By Wendy D. Puriefoy (Click here to view the entire P&R issue)
As far as we may believe we have come since the Brown v Board of Education decision regarding racial justice in public education, the sad truth is that too many of our schools remain racially segregated. (In the Northeast, for example, 51% of African-American students attend schools that are composed of 90-100% minority students.) And the recent U.S. Supreme Court decision to reject voluntary public school assignment plans based on race in Seattle and Jefferson County, Kentucky marked another sad point in our democracy’s history.
Still, in the more than 50 years that have passed since Brown, we have seen countless benefits accrue to generations of children as a result of conscious racial diversity policies.

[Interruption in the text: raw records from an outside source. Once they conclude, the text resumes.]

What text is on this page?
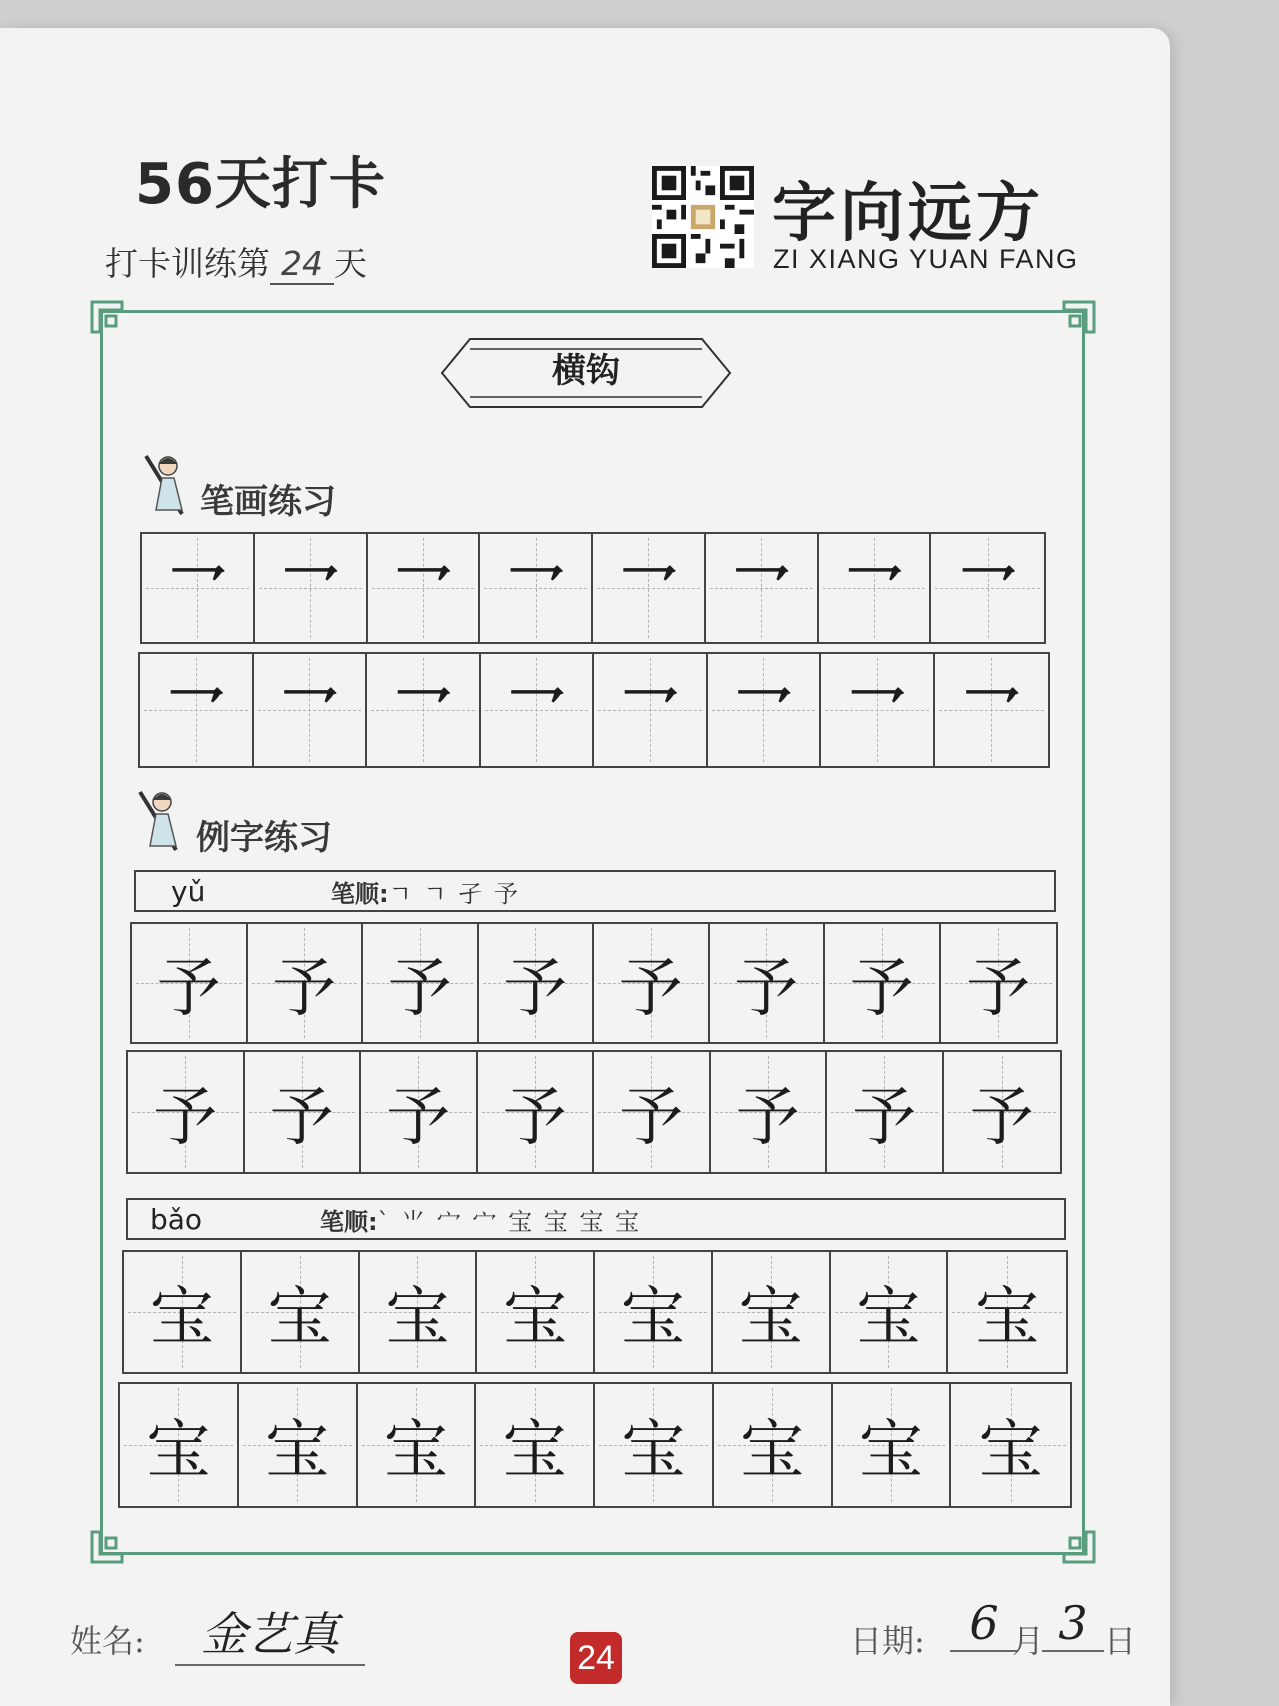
56天打卡
打卡训练第 24 天
字向远方
ZI XIANG YUAN FANG
横钩
笔画练习
乛 乛 乛 乛 乛 乛 乛 乛
乛 乛 乛 乛 乛 乛 乛 乛
例字练习
yǔ	笔顺: ㄱ ㄱ 孑 予
予 予 予 予 予 予 予 予
予 予 予 予 予 予 予 予
bǎo	笔顺: ` ⺌ 宀 宀 宝 宝 宝 宝
宝 宝 宝 宝 宝 宝 宝 宝
宝 宝 宝 宝 宝 宝 宝 宝
姓名:	金艺真	24	日期: 6 月 3 日
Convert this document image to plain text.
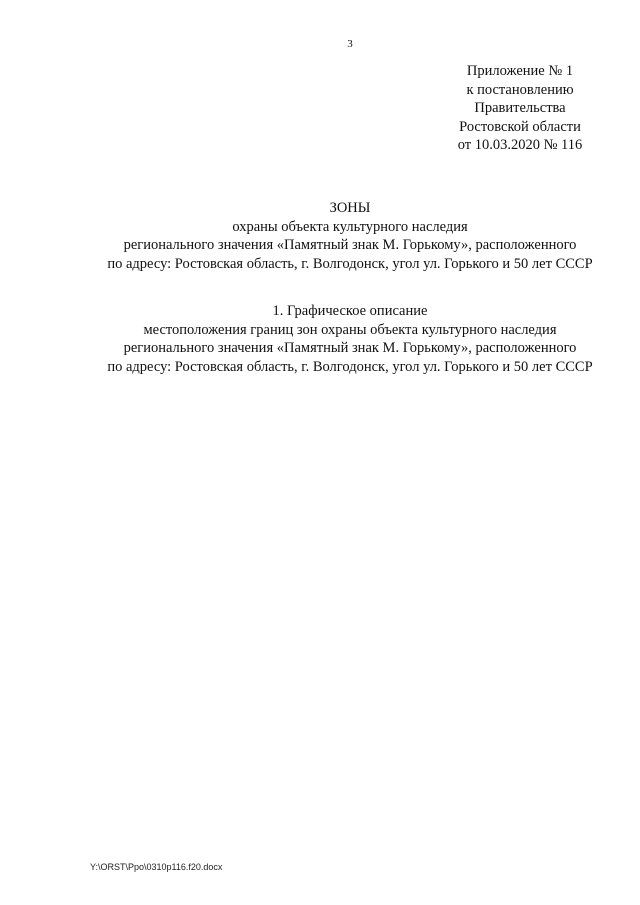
3
Приложение № 1
к постановлению
Правительства
Ростовской области
от 10.03.2020 № 116
ЗОНЫ
охраны объекта культурного наследия
регионального значения «Памятный знак М. Горькому», расположенного
по адресу: Ростовская область, г. Волгодонск, угол ул. Горького и 50 лет СССР
1. Графическое описание
местоположения границ зон охраны объекта культурного наследия
регионального значения «Памятный знак М. Горькому», расположенного
по адресу: Ростовская область, г. Волгодонск, угол ул. Горького и 50 лет СССР
Y:\ORST\Ppo\0310p116.f20.docx
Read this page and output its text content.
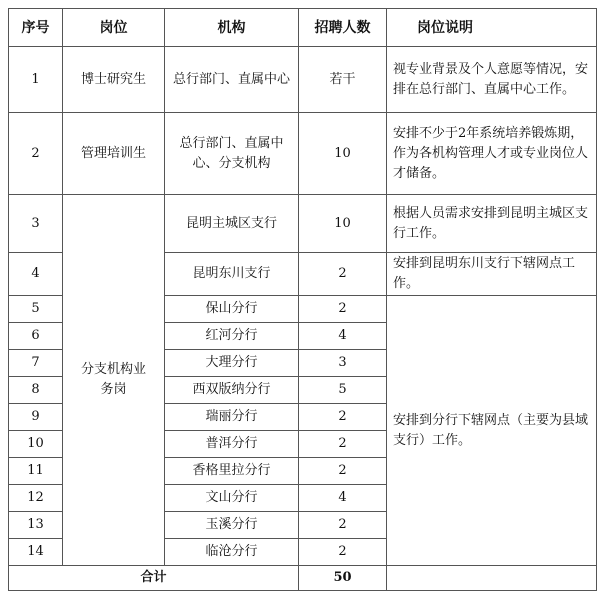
序号	岗位	机构	招聘人数	岗位说明
1	博士研究生	总行部门、直属中心	若干	视专业背景及个人意愿等情况，安排在总行部门、直属中心工作。
2	管理培训生	总行部门、直属中心、分支机构	10	安排不少于2年系统培养锻炼期，作为各机构管理人才或专业岗位人才储备。
3	分支机构业务岗	昆明主城区支行	10	根据人员需求安排到昆明主城区支行工作。
4		昆明东川支行	2	安排到昆明东川支行下辖网点工作。
5		保山分行	2	安排到分行下辖网点（主要为县域支行）工作。
6		红河分行	4	
7		大理分行	3	
8		西双版纳分行	5	
9		瑞丽分行	2	
10		普洱分行	2	
11		香格里拉分行	2	
12		文山分行	4	
13		玉溪分行	2	
14		临沧分行	2	
合计			50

Racially diverse educational settings provide sound environments for children of all races to achieve academically, develop socially, and live and work on a diverse planet. Most Americans believe in racial diversity in their public schools, K-12 as well as colleges and universities.
The ideas put forth by Chambers, Boger and Tobin in their “modest proposal” for colleges and universities to promote K-12 diversity are more than modest. They are brilliant. “Diversity capital” should rank in the same legions as human or financial capital. Institutions of higher education prepare people for the world, a world that becomes more diverse every day. As such, we must promote further diversity in these institutions.